第7章
事畢,王憐花解了董少英的睡囧,謊稱他自己一時昏迷過去,董少英竟也深信不疑,直罵昨日那群惡丐,見王憐花捶胸頓足,一副董兄我害了你的模樣,卻又豪氣頓生,拍胸脯稱自己絕無大礙。

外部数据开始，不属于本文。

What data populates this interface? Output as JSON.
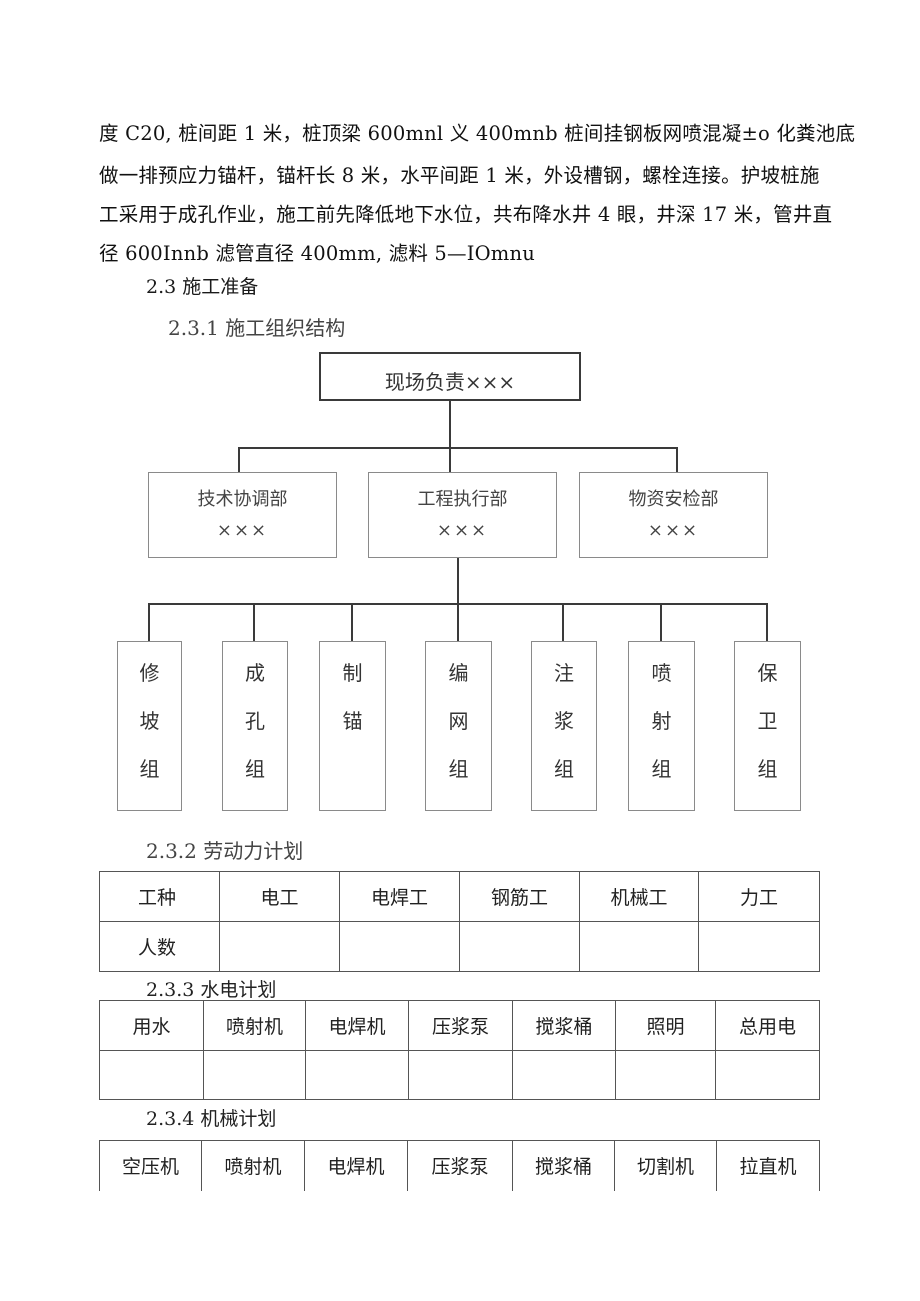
{
  "document": {
    "paragraph_lines": [
      "度 C20, 桩间距 1 米，桩顶梁 600mnl 义 400mnb 桩间挂钢板网喷混凝±o 化粪池底",
      "做一排预应力锚杆，锚杆长 8 米，水平间距 1 米，外设槽钢，螺栓连接。护坡桩施",
      "工采用于成孔作业，施工前先降低地下水位，共布降水井 4 眼，井深 17 米，管井直",
      "径 600Innb 滤管直径 400mm, 滤料 5—IOmnu"
    ],
    "section_2_3": "2.3 施工准备",
    "section_2_3_1": "2.3.1 施工组织结构",
    "org_chart": {
      "top": "现场负责×××",
      "departments": [
        {
          "name": "技术协调部",
          "person": "×××"
        },
        {
          "name": "工程执行部",
          "person": "×××"
        },
        {
          "name": "物资安检部",
          "person": "×××"
        }
      ],
      "groups": [
        {
          "chars": [
            "修",
            "坡",
            "组"
          ]
        },
        {
          "chars": [
            "成",
            "孔",
            "组"
          ]
        },
        {
          "chars": [
            "制",
            "锚"
          ]
        },
        {
          "chars": [
            "编",
            "网",
            "组"
          ]
        },
        {
          "chars": [
            "注",
            "浆",
            "组"
          ]
        },
        {
          "chars": [
            "喷",
            "射",
            "组"
          ]
        },
        {
          "chars": [
            "保",
            "卫",
            "组"
          ]
        }
      ]
    },
    "section_2_3_2": "2.3.2 劳动力计划",
    "labor_table": {
      "header": [
        "工种",
        "电工",
        "电焊工",
        "钢筋工",
        "机械工",
        "力工"
      ],
      "row": [
        "人数",
        "",
        "",
        "",
        "",
        ""
      ]
    },
    "section_2_3_3": "2.3.3 水电计划",
    "utility_table": {
      "header": [
        "用水",
        "喷射机",
        "电焊机",
        "压浆泵",
        "搅浆桶",
        "照明",
        "总用电"
      ],
      "row": [
        "",
        "",
        "",
        "",
        "",
        "",
        ""
      ]
    },
    "section_2_3_4": "2.3.4 机械计划",
    "machine_table": {
      "header": [
        "空压机",
        "喷射机",
        "电焊机",
        "压浆泵",
        "搅浆桶",
        "切割机",
        "拉直机"
      ]
    }
  }
}
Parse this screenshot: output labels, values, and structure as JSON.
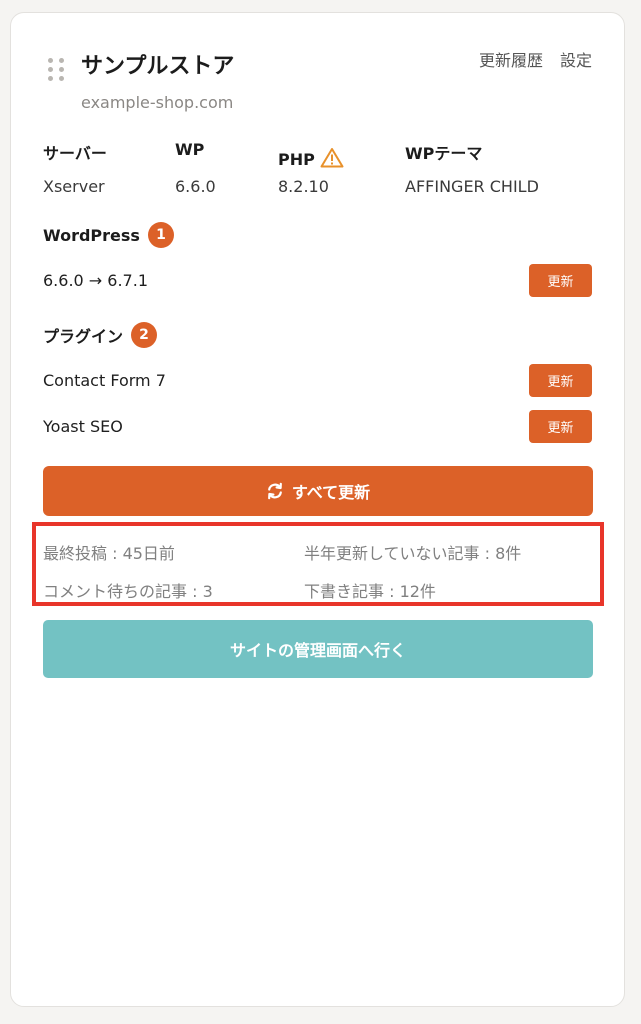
{
  "site": {
    "name": "サンプルストア",
    "url": "example-shop.com"
  },
  "header": {
    "history_link": "更新履歴",
    "settings_link": "設定"
  },
  "info": {
    "server_label": "サーバー",
    "server_value": "Xserver",
    "wp_label": "WP",
    "wp_value": "6.6.0",
    "php_label": "PHP",
    "php_value": "8.2.10",
    "theme_label": "WPテーマ",
    "theme_value": "AFFINGER CHILD"
  },
  "wordpress": {
    "title": "WordPress",
    "count": "1",
    "update_text": "6.6.0 → 6.7.1",
    "update_label": "更新"
  },
  "plugins": {
    "title": "プラグイン",
    "count": "2",
    "items": [
      {
        "name": "Contact Form 7",
        "update_label": "更新"
      },
      {
        "name": "Yoast SEO",
        "update_label": "更新"
      }
    ]
  },
  "update_all_label": "すべて更新",
  "stats": {
    "last_post": "最終投稿 : 45日前",
    "stale_posts": "半年更新していない記事 : 8件",
    "pending_comments": "コメント待ちの記事 : 3",
    "drafts": "下書き記事 : 12件"
  },
  "admin_button_label": "サイトの管理画面へ行く",
  "colors": {
    "accent": "#dc6128",
    "admin": "#73c2c3",
    "highlight": "#e8352a",
    "warning": "#e8912b"
  },
  "icons": {
    "drag": "drag-handle-icon",
    "warning": "warning-icon",
    "refresh": "refresh-icon"
  }
}
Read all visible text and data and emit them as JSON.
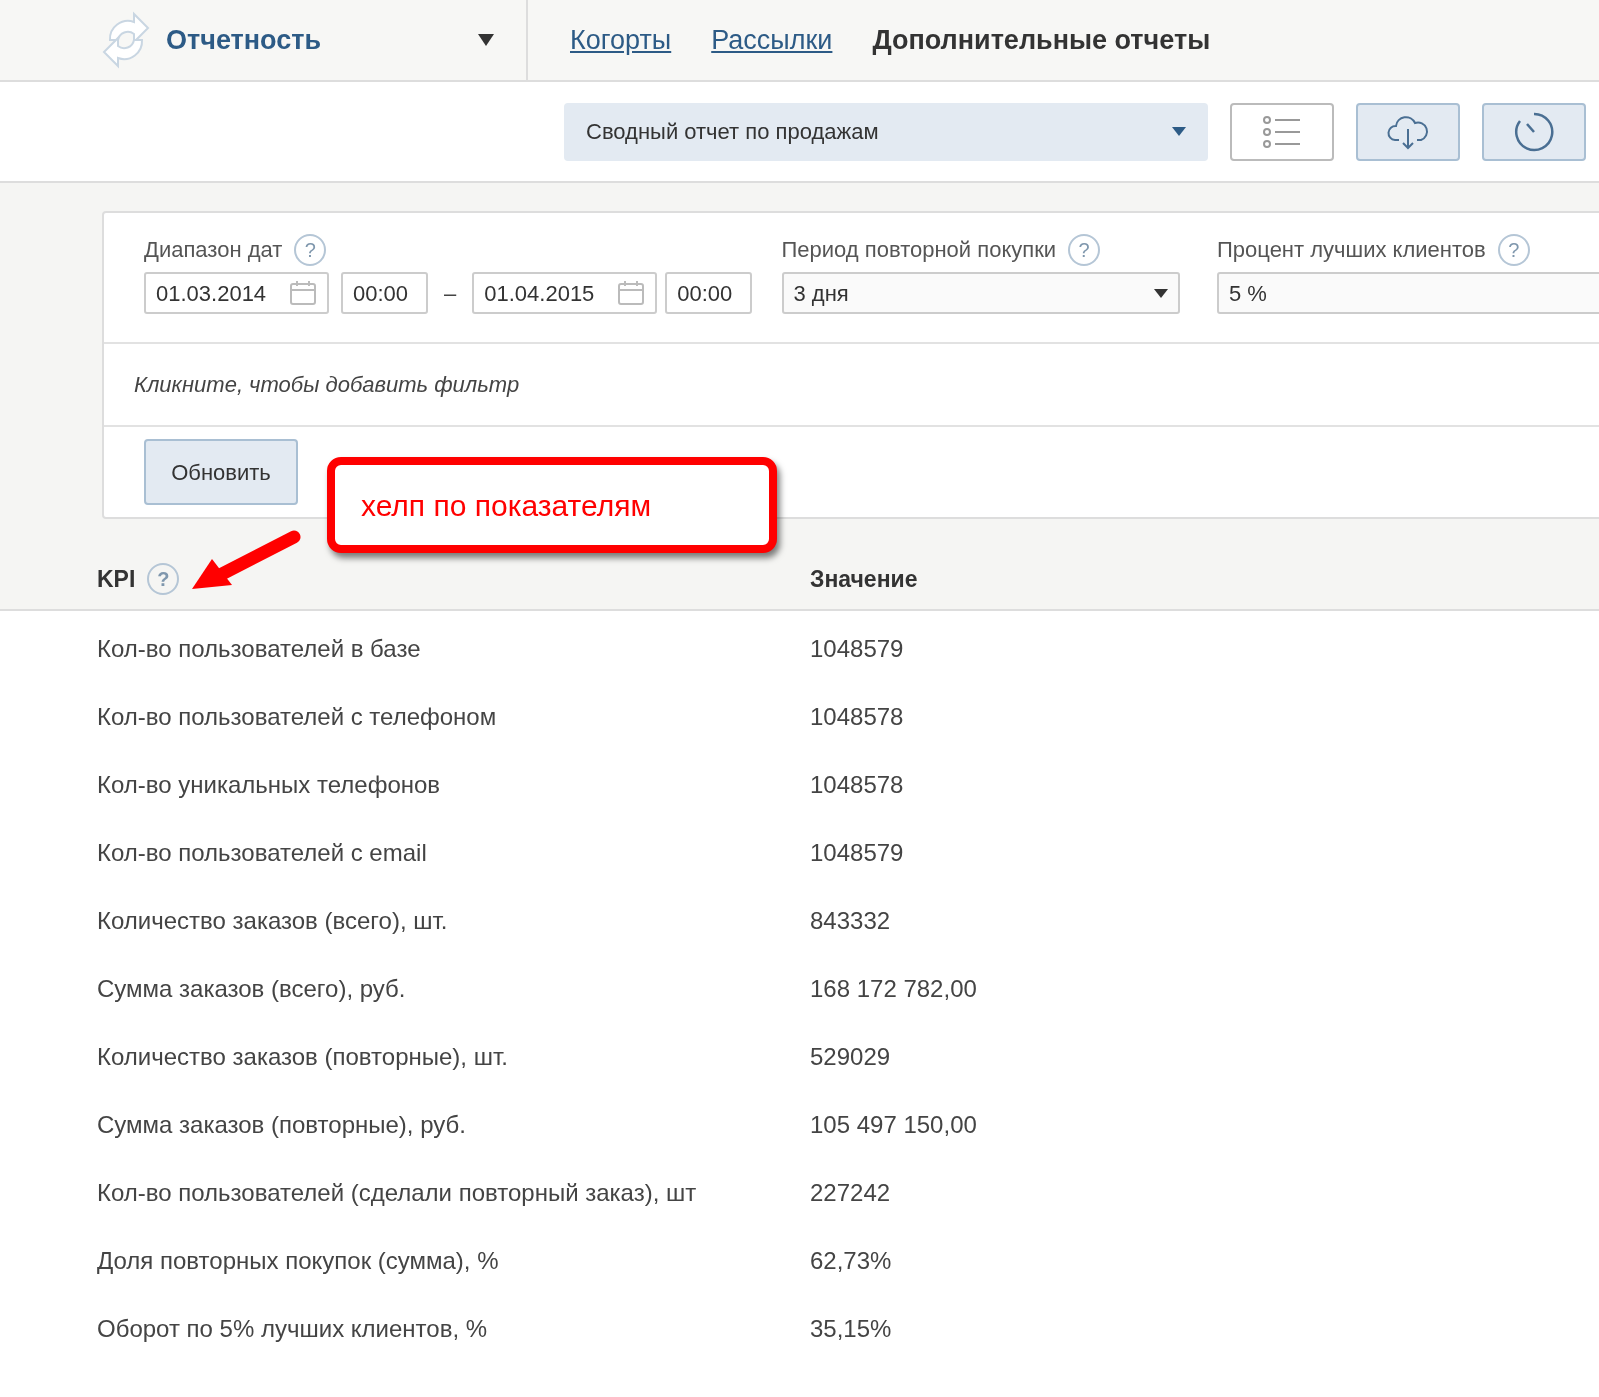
{
  "header": {
    "section": "Отчетность",
    "nav": [
      {
        "label": "Когорты",
        "selected": false
      },
      {
        "label": "Рассылки",
        "selected": false
      },
      {
        "label": "Дополнительные отчеты",
        "selected": true
      }
    ]
  },
  "toolbar": {
    "report": "Сводный отчет по продажам"
  },
  "filters": {
    "date_range": {
      "label": "Диапазон дат",
      "help": "?",
      "from_date": "01.03.2014",
      "from_time": "00:00",
      "separator": "–",
      "to_date": "01.04.2015",
      "to_time": "00:00"
    },
    "repeat_period": {
      "label": "Период повторной покупки",
      "help": "?",
      "value": "3 дня"
    },
    "top_clients": {
      "label": "Процент лучших клиентов",
      "help": "?",
      "value": "5 %"
    },
    "add_filter_hint": "Кликните, чтобы добавить фильтр",
    "refresh_button": "Обновить"
  },
  "annotation": {
    "text": "хелп по показателям"
  },
  "table": {
    "columns": [
      {
        "label": "KPI",
        "help": "?"
      },
      {
        "label": "Значение"
      }
    ],
    "rows": [
      [
        "Кол-во пользователей в базе",
        "1048579"
      ],
      [
        "Кол-во пользователей с телефоном",
        "1048578"
      ],
      [
        "Кол-во уникальных телефонов",
        "1048578"
      ],
      [
        "Кол-во пользователей с email",
        "1048579"
      ],
      [
        "Количество заказов (всего), шт.",
        "843332"
      ],
      [
        "Сумма заказов (всего), руб.",
        "168 172 782,00"
      ],
      [
        "Количество заказов (повторные), шт.",
        "529029"
      ],
      [
        "Сумма заказов (повторные), руб.",
        "105 497 150,00"
      ],
      [
        "Кол-во пользователей (сделали повторный заказ), шт",
        "227242"
      ],
      [
        "Доля повторных покупок (сумма), %",
        "62,73%"
      ],
      [
        "Оборот по 5% лучших клиентов, %",
        "35,15%"
      ]
    ]
  }
}
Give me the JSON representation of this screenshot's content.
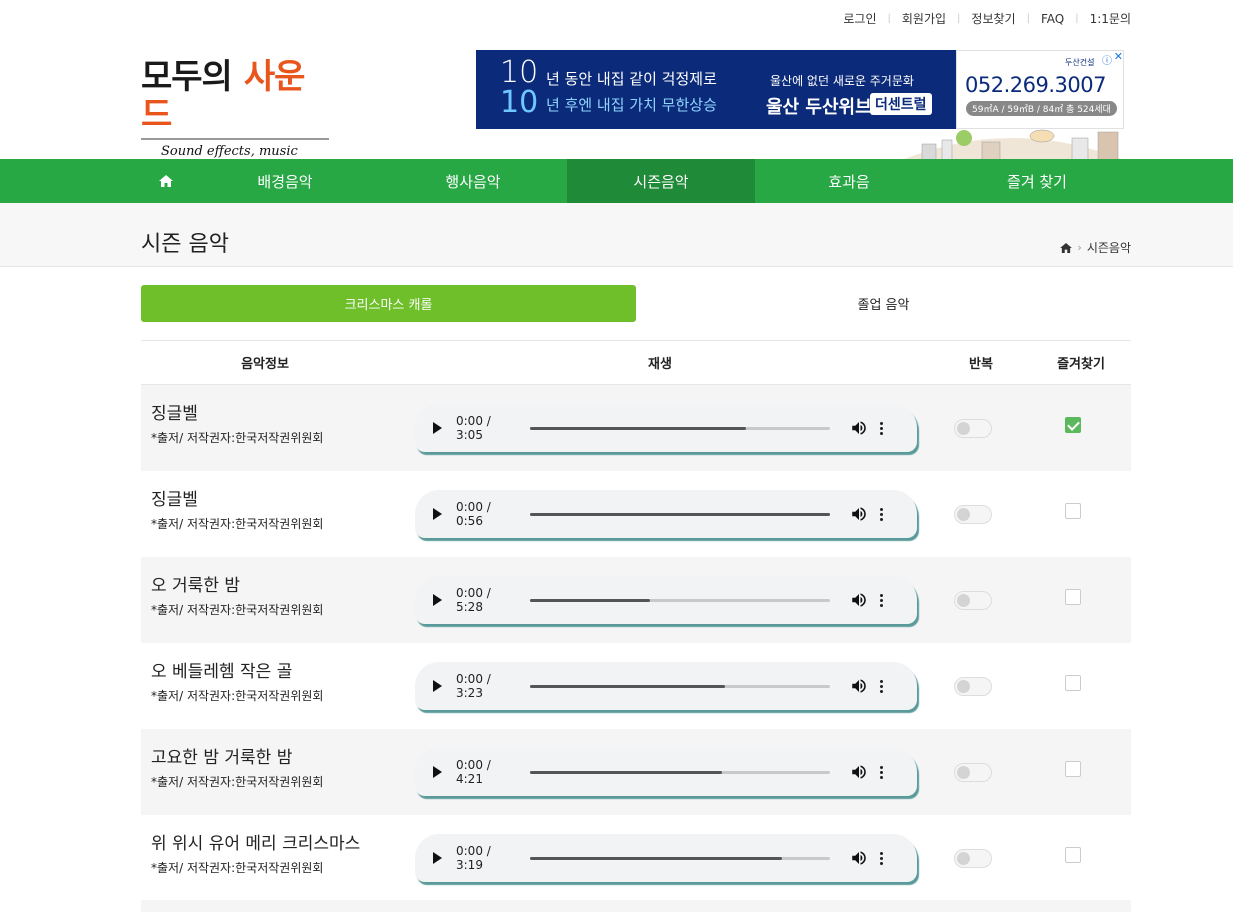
{
  "topnav": {
    "login": "로그인",
    "signup": "회원가입",
    "find_info": "정보찾기",
    "faq": "FAQ",
    "inquiry": "1:1문의"
  },
  "logo": {
    "line1a": "모두의",
    "line1b": "사운드",
    "line2": "Sound effects, music"
  },
  "ad": {
    "num_top": "10",
    "num_bottom": "10",
    "line1": "년 동안 내집 같이 걱정제로",
    "line2": "년 후엔 내집 가치 무한상승",
    "sub": "울산에 없던 새로운 주거문화",
    "title": "울산 두산위브",
    "badge": "더센트럴",
    "phone": "052.269.3007",
    "spec": "59㎡A / 59㎡B / 84㎡ 총 524세대",
    "brand": "두산건설"
  },
  "mainnav": {
    "items": [
      {
        "label": "배경음악"
      },
      {
        "label": "행사음악"
      },
      {
        "label": "시즌음악"
      },
      {
        "label": "효과음"
      },
      {
        "label": "즐겨 찾기"
      }
    ]
  },
  "page": {
    "title": "시즌 음악",
    "breadcrumb": "시즌음악"
  },
  "tabs": [
    {
      "label": "크리스마스 캐롤",
      "active": true
    },
    {
      "label": "졸업 음악",
      "active": false
    }
  ],
  "table": {
    "headers": {
      "info": "음악정보",
      "play": "재생",
      "repeat": "반복",
      "favorite": "즐겨찾기"
    },
    "rows": [
      {
        "name": "징글벨",
        "source": "*출저/ 저작권자:한국저작권위원회",
        "time": "0:00 / 3:05",
        "progress": 0.72,
        "repeat": false,
        "favorite": true
      },
      {
        "name": "징글벨",
        "source": "*출저/ 저작권자:한국저작권위원회",
        "time": "0:00 / 0:56",
        "progress": 1.0,
        "repeat": false,
        "favorite": false
      },
      {
        "name": "오 거룩한 밤",
        "source": "*출저/ 저작권자:한국저작권위원회",
        "time": "0:00 / 5:28",
        "progress": 0.4,
        "repeat": false,
        "favorite": false
      },
      {
        "name": "오 베들레헴 작은 골",
        "source": "*출저/ 저작권자:한국저작권위원회",
        "time": "0:00 / 3:23",
        "progress": 0.65,
        "repeat": false,
        "favorite": false
      },
      {
        "name": "고요한 밤 거룩한 밤",
        "source": "*출저/ 저작권자:한국저작권위원회",
        "time": "0:00 / 4:21",
        "progress": 0.64,
        "repeat": false,
        "favorite": false
      },
      {
        "name": "위 위시 유어 메리 크리스마스",
        "source": "*출저/ 저작권자:한국저작권위원회",
        "time": "0:00 / 3:19",
        "progress": 0.84,
        "repeat": false,
        "favorite": false
      }
    ]
  },
  "colors": {
    "nav_green": "#28a745",
    "nav_active": "#1f8a37",
    "tab_active": "#6fbf2b",
    "logo_orange": "#e8561e",
    "ad_navy": "#0b2b7a"
  }
}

三人繼續策馬前行,直到了一處名叫烏河的小村鎮,王憐花道:「董兄,我們且先在這裡用些餐點,再找個大夫給你診治一番,否則在下心中難安。」也不等那董少英回答,便上前問一在路邊歇腳的灰衣老人:「老丈,可否指引下,村中大夫的住所?」
那老人也不抬起眼來看他們,愛理不理地指了指西邊那條直街:「一路走到底便可以看到。」
謝過那老人,三人沿那條直街過去,董少英突然說了聲:「這小鎮還真是奇怪。正午時分農夫不是應該回家吃飯麼,怎得四周如此冷清?」
沈浪心中一緊,進入這小鎮便覺得有些怪異,此時卻被董少英一語道穿,不覺心下惴惴。突然想到方才那指路的老人,回他們的話竟也不似長安一帶方言,更加疑心。
回頭一看,剛剛坐在那村口的老人,竟然已經不見了。
王憐花笑道:「董兄,你怎知不是村婦都到地頭給相公送飯去了,才使得這周圍無人。」
董少英搔頭道:「也是。」兩人俱是無事人一般。
事到如今,不管有什麼陷阱,也是不能不踩進去了。
那老人所指的地方,倒也不難找。鄉間藥鋪,也沒有什麼招牌,只是有個十分破爛的櫃檯,上面擺著些半風乾的藥草。沈浪四下看看也看不到人影,只得叫道:「大夫在麼?」
裡間裡有人應了一聲,不多時便出來了一個鄉野郎中打扮的中年人,十分的瘦弱頎長,一雙手伸出來簡直如枯骨一般。那人打量了三人一番,對著董少英道:「莫不是你要看傷?」
董少英道:「是。」
那郎中叫他進來坐下,細細地給他檢視了外傷,再號了脈,便道:「不過是些外傷,沒有什麼大礙,上些傷膏,再開些促進氣血流通之藥便好。你隨我進來給你敷藥。」
董少英便隨他過去,留下兩人在屋外候了片刻,一個姿容十分秀美的鄉間少女從裡屋出來,朝他們笑道:「兩位在外面等得可不累麼?且先進來喝些茶水吧。」便拿了兩個粗碗,放在小凳上欲給二人倒茶。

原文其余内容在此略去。